The competition is again heating up in the checking account cash wars. In addition to banks that have traditionally offered cash incentives to open checking accounts such as JPMorgan Chase, Capital One, Fifth Third and PNC Bank, banks that in the past have offered premiums for the opening of new accounts like KeyBank are now also joining the money for checking acquisition game.
While incentives with some institutions are still $50-$75, many of the more aggressive institutions are offering rewards of $150-$200 to new customers that open accounts and meet some qualifying stipulations such as signing up for direct deposit, online billpay or a minimum number of signature debits. A recent program by Capital One offering $300 for a new account was the highest premium seen in years.
In a review of recent checking campaigns using the search service Mintel Comperemedia, more and more firms are offering the higher incentives. The question remains whether these high incentives pay off.

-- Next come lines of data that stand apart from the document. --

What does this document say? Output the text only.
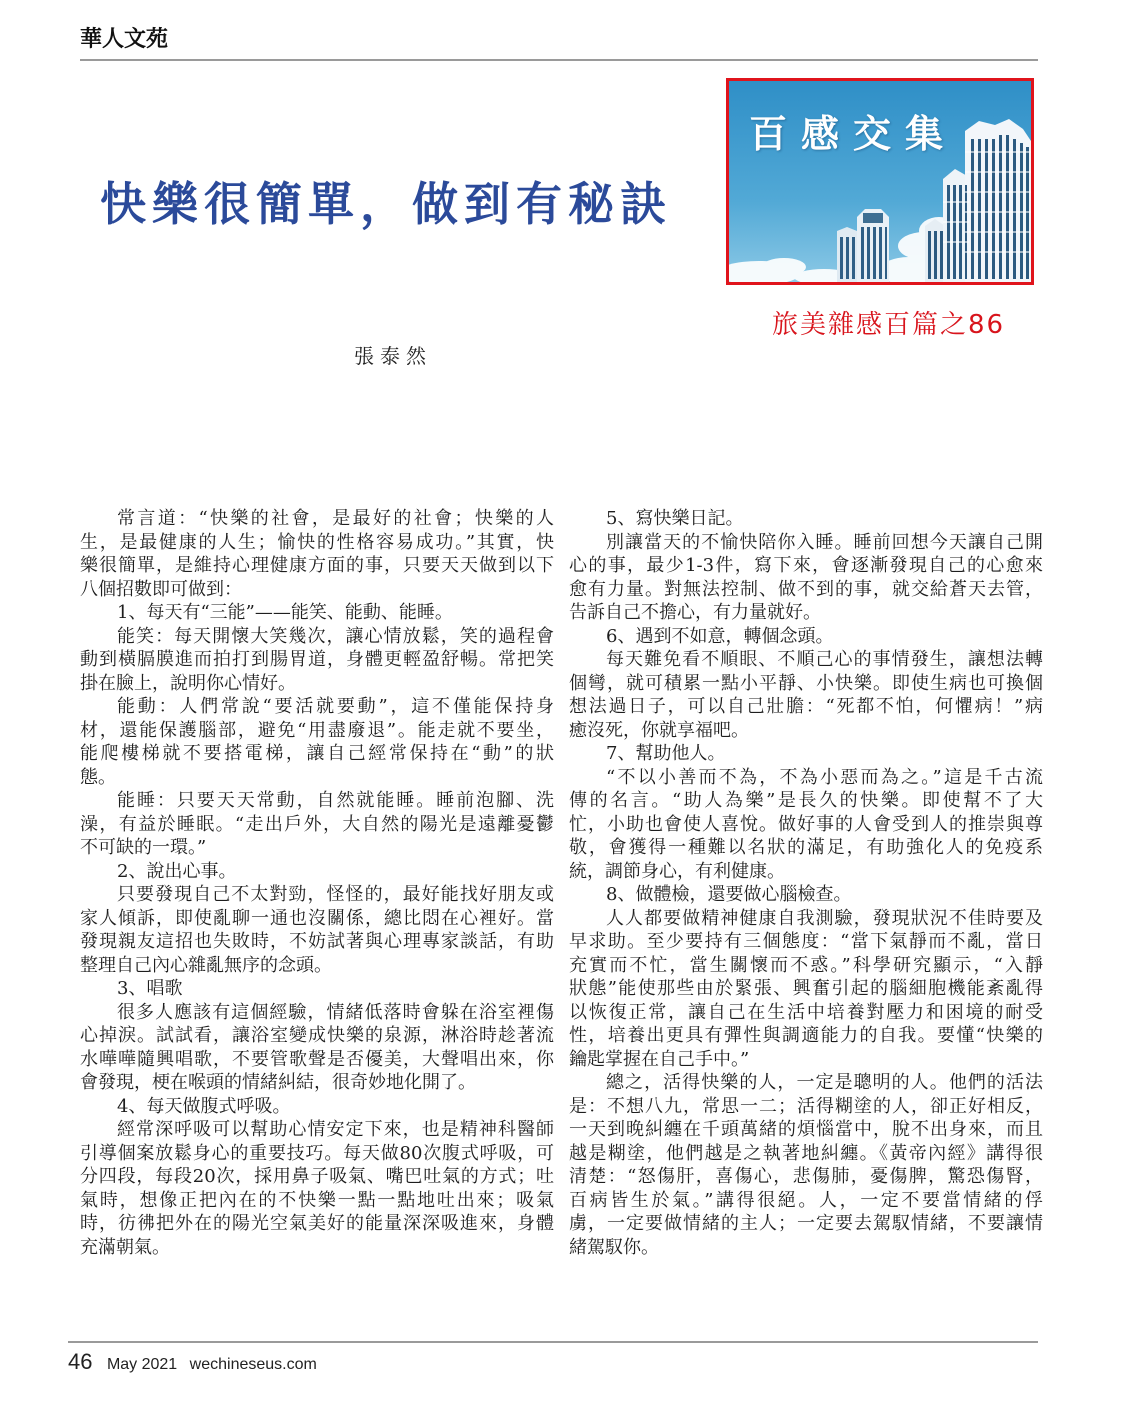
華人文苑
快樂很簡單，做到有秘訣
百感交集
旅美雜感百篇之86
張泰然
常言道：“快樂的社會，是最好的社會；快樂的人
生，是最健康的人生；愉快的性格容易成功。”其實，快
樂很簡單，是維持心理健康方面的事，只要天天做到以下
八個招數即可做到：
1、每天有“三能”——能笑、能動、能睡。
能笑：每天開懷大笑幾次，讓心情放鬆，笑的過程會
動到橫膈膜進而拍打到腸胃道，身體更輕盈舒暢。常把笑
掛在臉上，說明你心情好。
能動：人們常說“要活就要動”，這不僅能保持身
材，還能保護腦部，避免“用盡廢退”。能走就不要坐，
能爬樓梯就不要搭電梯，讓自己經常保持在“動”的狀
態。
能睡：只要天天常動，自然就能睡。睡前泡腳、洗
澡，有益於睡眠。“走出戶外，大自然的陽光是遠離憂鬱
不可缺的一環。”
2、說出心事。
只要發現自己不太對勁，怪怪的，最好能找好朋友或
家人傾訴，即使亂聊一通也沒關係，總比悶在心裡好。當
發現親友這招也失敗時，不妨試著與心理專家談話，有助
整理自己內心雜亂無序的念頭。
3、唱歌
很多人應該有這個經驗，情緒低落時會躲在浴室裡傷
心掉淚。試試看，讓浴室變成快樂的泉源，淋浴時趁著流
水嘩嘩隨興唱歌，不要管歌聲是否優美，大聲唱出來，你
會發現，梗在喉頭的情緒糾結，很奇妙地化開了。
4、每天做腹式呼吸。
經常深呼吸可以幫助心情安定下來，也是精神科醫師
引導個案放鬆身心的重要技巧。每天做80次腹式呼吸，可
分四段，每段20次，採用鼻子吸氣、嘴巴吐氣的方式；吐
氣時，想像正把內在的不快樂一點一點地吐出來；吸氣
時，彷彿把外在的陽光空氣美好的能量深深吸進來，身體
充滿朝氣。
5、寫快樂日記。
別讓當天的不愉快陪你入睡。睡前回想今天讓自己開
心的事，最少1-3件，寫下來，會逐漸發現自己的心愈來
愈有力量。對無法控制、做不到的事，就交給蒼天去管，
告訴自己不擔心，有力量就好。
6、遇到不如意，轉個念頭。
每天難免看不順眼、不順己心的事情發生，讓想法轉
個彎，就可積累一點小平靜、小快樂。即使生病也可換個
想法過日子，可以自己壯膽：“死都不怕，何懼病！”病
癒沒死，你就享福吧。
7、幫助他人。
“不以小善而不為，不為小惡而為之。”這是千古流
傳的名言。“助人為樂”是長久的快樂。即使幫不了大
忙，小助也會使人喜悅。做好事的人會受到人的推崇與尊
敬，會獲得一種難以名狀的滿足，有助強化人的免疫系
統，調節身心，有利健康。
8、做體檢，還要做心腦檢查。
人人都要做精神健康自我測驗，發現狀況不佳時要及
早求助。至少要持有三個態度：“當下氣靜而不亂，當日
充實而不忙，當生關懷而不惑。”科學研究顯示，“入靜
狀態”能使那些由於緊張、興奮引起的腦細胞機能紊亂得
以恢復正常，讓自己在生活中培養對壓力和困境的耐受
性，培養出更具有彈性與調適能力的自我。要懂“快樂的
鑰匙掌握在自己手中。”
總之，活得快樂的人，一定是聰明的人。他們的活法
是：不想八九，常思一二；活得糊塗的人，卻正好相反，
一天到晚糾纏在千頭萬緒的煩惱當中，脫不出身來，而且
越是糊塗，他們越是之執著地糾纏。《黃帝內經》講得很
清楚：“怒傷肝，喜傷心，悲傷肺，憂傷脾，驚恐傷腎，
百病皆生於氣。”講得很絕。人，一定不要當情緒的俘
虜，一定要做情緒的主人；一定要去駕馭情緒，不要讓情
緒駕馭你。
46 May 2021 wechineseus.com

According to a 2009 study by Novantas, as many as 50% of new checking accounts are usually inactive when analyzed by looking at debit and credit transactions on the new account. In addition, the BAI has fielded many studies that find that as many as 30-40% of new accounts are closed during the first year. Unfortunately, many banks that I visit do not measure the new account activity level or rate of attrition as thoroughly as they measure the number of accounts that come in the front door. If measured using a full year view of the acquisition costs of new accounts, it is possible that some banks are paying double or triple their cash incentive for new relationships which may make the programs unprofitable from both a short and long term perspective.
It may be a more prudent strategy to reallocate this investment to strengthen current customer relationships through cross-sell and up-sell programs instead of attracting short-term, opportunistic customers with such high incentives.